Thursday, June 10, 2010

Olga at 95

I am lucky enough to be celebrating my mom's 95th birthday today, separated by some miles but not by feeling. On the ground in Cleveland, she will be taken out for dinner by her favorite friends   -- who are younger than I am --- to her favorite restaurant on Lake Erie with a view of the city lights and the water.

Olga is a remarkable person. She is spunky, bright, curious, stubborn, flexible, loyal, opinionated, generous, optimistic, honest, and good. She graciously accepts assistance now that she is older, and has only praise and kind words for those who help her. She is passionate about current events, books, and the Cleveland Indians. For her knowledge and judgment, she was prized as a seller of children's books and an expert on the US First Ladies. Competitive and smart, she takes no prisoners in Scrabble or at the bridge table. She has expected a lot from life and given much back.

Her company is sought by people of all ages because of the warmth of her personality, the range of her interests, and the modernity of her attitudes. I have never, in all my life, heard her say, "I'm too old for this."

There is one beautiful and pivotal thing she does customarily say, however. Looking around, taking life in as it happens, she smiles and asks with pleasure, "What could be better than this?"

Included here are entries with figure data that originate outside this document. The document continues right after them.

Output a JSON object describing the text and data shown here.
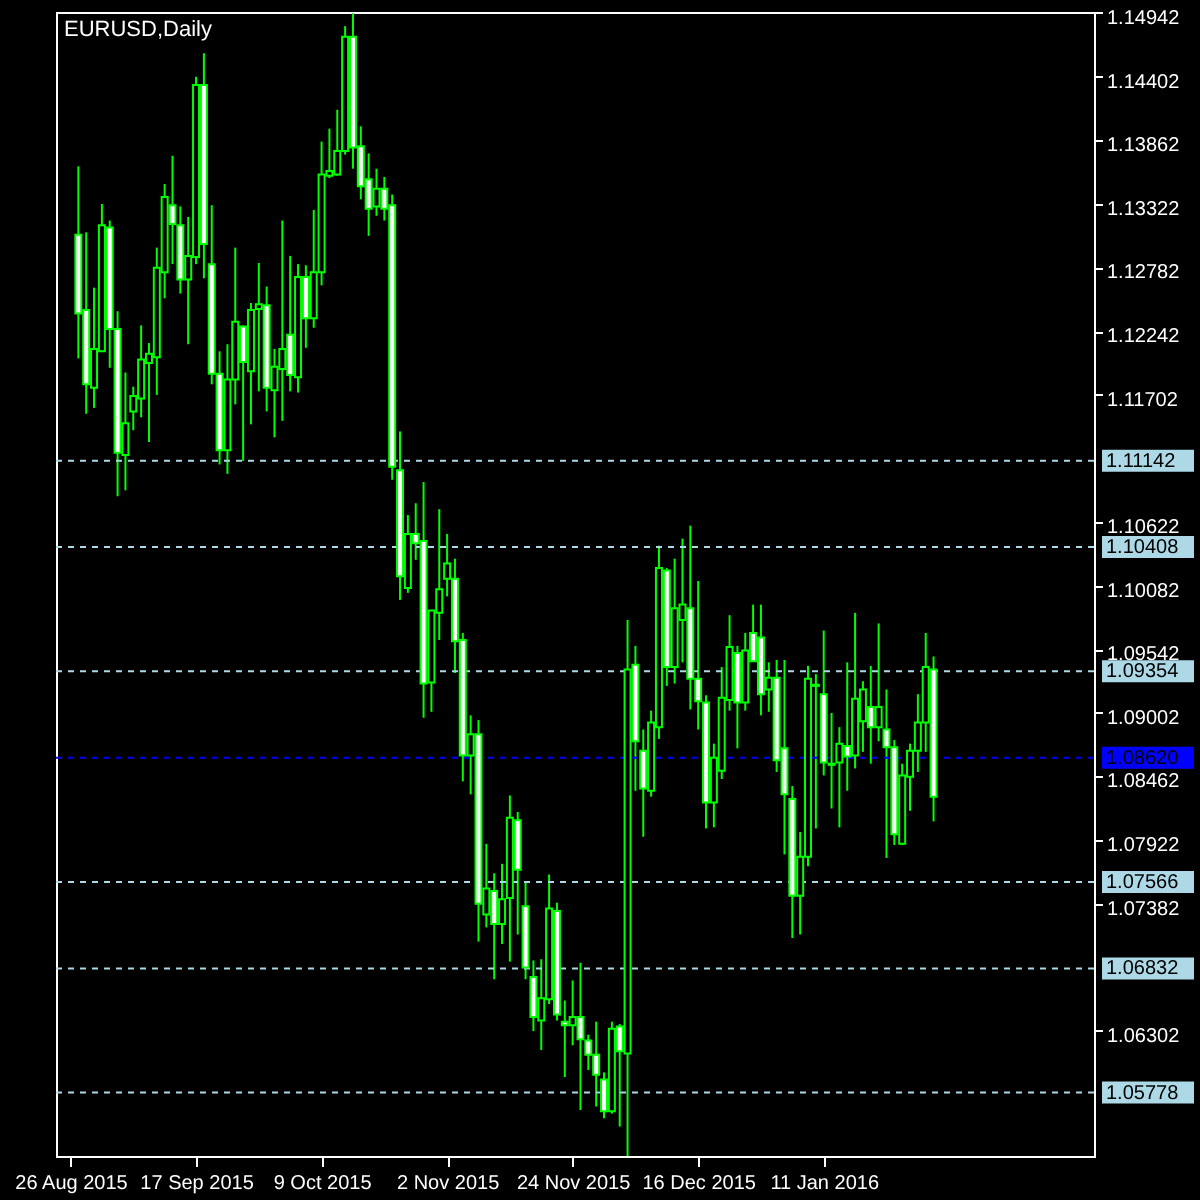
{
  "chart_data": {
    "type": "candlestick",
    "title": "EURUSD,Daily",
    "color": "#00ff00",
    "categories": [
      "26 Aug 2015",
      null,
      null,
      null,
      null,
      null,
      null,
      null,
      null,
      null,
      null,
      null,
      null,
      null,
      null,
      null,
      "17 Sep 2015",
      null,
      null,
      null,
      null,
      null,
      null,
      null,
      null,
      null,
      null,
      null,
      null,
      null,
      null,
      null,
      "9 Oct 2015",
      null,
      null,
      null,
      null,
      null,
      null,
      null,
      null,
      null,
      null,
      null,
      null,
      null,
      null,
      null,
      "2 Nov 2015",
      null,
      null,
      null,
      null,
      null,
      null,
      null,
      null,
      null,
      null,
      null,
      null,
      null,
      null,
      null,
      "24 Nov 2015",
      null,
      null,
      null,
      null,
      null,
      null,
      null,
      null,
      null,
      null,
      null,
      null,
      null,
      null,
      null,
      "16 Dec 2015",
      null,
      null,
      null,
      null,
      null,
      null,
      null,
      null,
      null,
      null,
      null,
      null,
      null,
      null,
      null,
      "11 Jan 2016",
      null,
      null,
      null,
      null,
      null,
      null,
      null,
      null,
      null,
      null,
      null,
      null,
      null,
      null,
      null,
      null,
      null,
      null,
      null,
      null,
      null,
      null,
      null,
      null,
      null,
      null,
      null,
      null,
      null,
      null,
      null,
      null,
      null,
      null,
      null,
      null,
      null,
      null,
      null,
      null
    ],
    "ohlc": [
      null,
      [
        1.1306,
        1.1364,
        1.1201,
        1.1239
      ],
      [
        1.1242,
        1.1308,
        1.1154,
        1.1179
      ],
      [
        1.1176,
        1.1261,
        1.1159,
        1.1209
      ],
      [
        1.1207,
        1.1332,
        1.1207,
        1.1314
      ],
      [
        1.1312,
        1.1318,
        1.1193,
        1.1226
      ],
      [
        1.1226,
        1.1241,
        1.1084,
        1.1121
      ],
      [
        1.1119,
        1.1189,
        1.1089,
        1.1146
      ],
      [
        1.1156,
        1.1177,
        1.114,
        1.1169
      ],
      [
        1.1167,
        1.1229,
        1.1151,
        1.12
      ],
      [
        1.1197,
        1.1214,
        1.113,
        1.1205
      ],
      [
        1.1202,
        1.1295,
        1.117,
        1.1278
      ],
      [
        1.1274,
        1.1349,
        1.1252,
        1.1338
      ],
      [
        1.1331,
        1.1373,
        1.1281,
        1.1315
      ],
      [
        1.1314,
        1.133,
        1.1256,
        1.1268
      ],
      [
        1.1268,
        1.1321,
        1.1213,
        1.1288
      ],
      [
        1.1287,
        1.144,
        1.1281,
        1.1433
      ],
      [
        1.1433,
        1.146,
        1.1269,
        1.1298
      ],
      [
        1.1281,
        1.1331,
        1.1179,
        1.1188
      ],
      [
        1.1188,
        1.1207,
        1.1111,
        1.1123
      ],
      [
        1.1123,
        1.1213,
        1.1103,
        1.1183
      ],
      [
        1.1183,
        1.1295,
        1.1162,
        1.1232
      ],
      [
        1.1228,
        1.1229,
        1.1114,
        1.1198
      ],
      [
        1.119,
        1.1248,
        1.1145,
        1.1242
      ],
      [
        1.1243,
        1.1282,
        1.1173,
        1.1247
      ],
      [
        1.1246,
        1.1262,
        1.1156,
        1.1176
      ],
      [
        1.1174,
        1.1209,
        1.1134,
        1.1194
      ],
      [
        1.1192,
        1.1318,
        1.1148,
        1.1209
      ],
      [
        1.1221,
        1.1288,
        1.1173,
        1.1187
      ],
      [
        1.1185,
        1.1281,
        1.1172,
        1.127
      ],
      [
        1.127,
        1.128,
        1.121,
        1.1235
      ],
      [
        1.1235,
        1.1327,
        1.1227,
        1.1274
      ],
      [
        1.1274,
        1.1385,
        1.1263,
        1.1357
      ],
      [
        1.1356,
        1.1396,
        1.1354,
        1.136
      ],
      [
        1.1357,
        1.1412,
        1.1356,
        1.1377
      ],
      [
        1.1377,
        1.1483,
        1.1374,
        1.1474
      ],
      [
        1.1474,
        1.1494,
        1.1362,
        1.138
      ],
      [
        1.1381,
        1.1398,
        1.1336,
        1.1347
      ],
      [
        1.1353,
        1.1375,
        1.1305,
        1.1328
      ],
      [
        1.133,
        1.1362,
        1.1322,
        1.1345
      ],
      [
        1.1345,
        1.1355,
        1.1318,
        1.1328
      ],
      [
        1.1331,
        1.134,
        1.1098,
        1.1109
      ],
      [
        1.1106,
        1.1139,
        1.0996,
        1.1016
      ],
      [
        1.1006,
        1.1068,
        1.1002,
        1.1052
      ],
      [
        1.1052,
        1.1078,
        1.103,
        1.1044
      ],
      [
        1.1046,
        1.1096,
        1.0896,
        1.0925
      ],
      [
        1.0926,
        1.0987,
        1.0901,
        1.0987
      ],
      [
        1.0985,
        1.1073,
        1.0962,
        1.1005
      ],
      [
        1.1014,
        1.1052,
        1.0999,
        1.1027
      ],
      [
        1.1014,
        1.1031,
        1.0934,
        1.0961
      ],
      [
        1.0962,
        1.0968,
        1.0842,
        1.0864
      ],
      [
        1.0864,
        1.0898,
        1.0831,
        1.0882
      ],
      [
        1.0882,
        1.0894,
        1.0706,
        1.0738
      ],
      [
        1.0729,
        1.0789,
        1.0718,
        1.0751
      ],
      [
        1.0749,
        1.0764,
        1.0674,
        1.0721
      ],
      [
        1.0721,
        1.0772,
        1.0704,
        1.0742
      ],
      [
        1.0743,
        1.083,
        1.0689,
        1.0811
      ],
      [
        1.0809,
        1.0816,
        1.0712,
        1.0767
      ],
      [
        1.0736,
        1.0757,
        1.0674,
        1.0684
      ],
      [
        1.0676,
        1.069,
        1.063,
        1.0642
      ],
      [
        1.0639,
        1.0691,
        1.0614,
        1.0658
      ],
      [
        1.0657,
        1.0763,
        1.0653,
        1.0734
      ],
      [
        1.0732,
        1.0739,
        1.0639,
        1.0644
      ],
      [
        1.0638,
        1.0656,
        1.0591,
        1.0635
      ],
      [
        1.0635,
        1.0673,
        1.0618,
        1.0642
      ],
      [
        1.0642,
        1.0688,
        1.0563,
        1.0623
      ],
      [
        1.0622,
        1.0627,
        1.0597,
        1.061
      ],
      [
        1.061,
        1.0638,
        1.0566,
        1.0593
      ],
      [
        1.0589,
        1.0595,
        1.0556,
        1.0562
      ],
      [
        1.0562,
        1.0638,
        1.056,
        1.0632
      ],
      [
        1.0634,
        1.0636,
        1.0549,
        1.0613
      ],
      [
        1.0611,
        1.0979,
        1.0524,
        1.0937
      ],
      [
        1.0941,
        1.0957,
        1.0834,
        1.0876
      ],
      [
        1.0868,
        1.0886,
        1.0795,
        1.0836
      ],
      [
        1.0834,
        1.0902,
        1.0829,
        1.0892
      ],
      [
        1.0888,
        1.1042,
        1.0878,
        1.1023
      ],
      [
        1.1021,
        1.1023,
        1.0923,
        1.0939
      ],
      [
        1.0939,
        1.1031,
        1.0925,
        1.0989
      ],
      [
        1.0979,
        1.1048,
        1.0943,
        1.0992
      ],
      [
        1.0989,
        1.1059,
        1.0903,
        1.0929
      ],
      [
        1.0929,
        1.1012,
        1.0886,
        1.091
      ],
      [
        1.0909,
        1.0915,
        1.0802,
        1.0824
      ],
      [
        1.0824,
        1.0874,
        1.0803,
        1.0862
      ],
      [
        1.0851,
        1.0939,
        1.0844,
        1.0913
      ],
      [
        1.0911,
        1.0983,
        1.0902,
        1.0956
      ],
      [
        1.0951,
        1.0957,
        1.087,
        1.0909
      ],
      [
        1.0909,
        1.0968,
        1.0902,
        1.0953
      ],
      [
        1.0968,
        1.0992,
        1.0944,
        1.0944
      ],
      [
        1.0964,
        1.0992,
        1.0898,
        1.0916
      ],
      [
        1.092,
        1.0943,
        1.0901,
        1.093
      ],
      [
        1.093,
        1.0945,
        1.085,
        1.086
      ],
      [
        1.087,
        1.0945,
        1.078,
        1.0831
      ],
      [
        1.0827,
        1.0838,
        1.0709,
        1.0745
      ],
      [
        1.0745,
        1.0799,
        1.0712,
        1.0778
      ],
      [
        1.0778,
        1.094,
        1.077,
        1.0929
      ],
      [
        1.0924,
        1.0933,
        1.0802,
        1.0923
      ],
      [
        1.0916,
        1.097,
        1.0847,
        1.0858
      ],
      [
        1.0857,
        1.09,
        1.0819,
        1.0856
      ],
      [
        1.0858,
        1.0888,
        1.0803,
        1.0874
      ],
      [
        1.0872,
        1.0943,
        1.0834,
        1.0863
      ],
      [
        1.0864,
        1.0985,
        1.0853,
        1.0912
      ],
      [
        1.0893,
        1.0927,
        1.0867,
        1.092
      ],
      [
        1.0905,
        1.094,
        1.0857,
        1.0888
      ],
      [
        1.0888,
        1.0976,
        1.0876,
        1.0905
      ],
      [
        1.0886,
        1.092,
        1.0777,
        1.0871
      ],
      [
        1.0871,
        1.0877,
        1.0788,
        1.0797
      ],
      [
        1.0789,
        1.0857,
        1.0788,
        1.0847
      ],
      [
        1.0846,
        1.0874,
        1.0817,
        1.0868
      ],
      [
        1.0868,
        1.0916,
        1.085,
        1.0892
      ],
      [
        1.0892,
        1.0968,
        1.0867,
        1.0939
      ],
      [
        1.0937,
        1.0948,
        1.0808,
        1.0829
      ],
      null,
      null,
      null,
      null,
      null,
      null,
      null,
      null,
      null,
      null,
      null,
      null,
      null,
      null,
      null,
      null,
      null,
      null,
      null,
      null,
      null,
      null,
      null,
      null,
      null,
      null
    ],
    "ylim": [
      1.0524,
      1.1495
    ],
    "yticks": [
      1.14942,
      1.14402,
      1.13862,
      1.13322,
      1.12782,
      1.12242,
      1.11702,
      1.10622,
      1.10082,
      1.09542,
      1.09002,
      1.08462,
      1.07922,
      1.07382,
      1.06302
    ],
    "ref_lines": [
      {
        "axis": "y",
        "value": 1.11142,
        "label": "1.11142",
        "color": "#add8e6",
        "line_style": "dashed"
      },
      {
        "axis": "y",
        "value": 1.10408,
        "label": "1.10408",
        "color": "#add8e6",
        "line_style": "dashed"
      },
      {
        "axis": "y",
        "value": 1.09354,
        "label": "1.09354",
        "color": "#add8e6",
        "line_style": "dashed"
      },
      {
        "axis": "y",
        "value": 1.0862,
        "label": "1.08620",
        "color": "#0000ff",
        "line_style": "dashed"
      },
      {
        "axis": "y",
        "value": 1.07566,
        "label": "1.07566",
        "color": "#add8e6",
        "line_style": "dashed"
      },
      {
        "axis": "y",
        "value": 1.06832,
        "label": "1.06832",
        "color": "#add8e6",
        "line_style": "dashed"
      },
      {
        "axis": "y",
        "value": 1.05778,
        "label": "1.05778",
        "color": "#add8e6",
        "line_style": "dashed"
      }
    ]
  }
}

Baby Olga is held by her grandfather, the orchardist Harry Frank, nestled next to Lizzie Frank. The people in the fine hats are Baby Olga's parents, Luella Frank Shortess and Jesse Cloyd Shortess. Jesse was an artist who died young, and Luella was a postmistress and peach vendor. The mournful woman seated in the front is Cousin Edna Beaver, and we do not know why the occasion made her feel so low.
Pennsylvania, 1915


  1. I love this! Anyone who has met Olga could only agree with how you described her. Happy Birthday Olga! I remember when she went rafting down a river in Colorado at what I thought was the aged age of 60 or so. What a different perspective one gets as time moves on!

  2. She went to China and Tibet in her seventies, and after that never bought a single solitary thing made in China. Not an easy task. She would seek out store managers and tell them why she was walking out empty handed.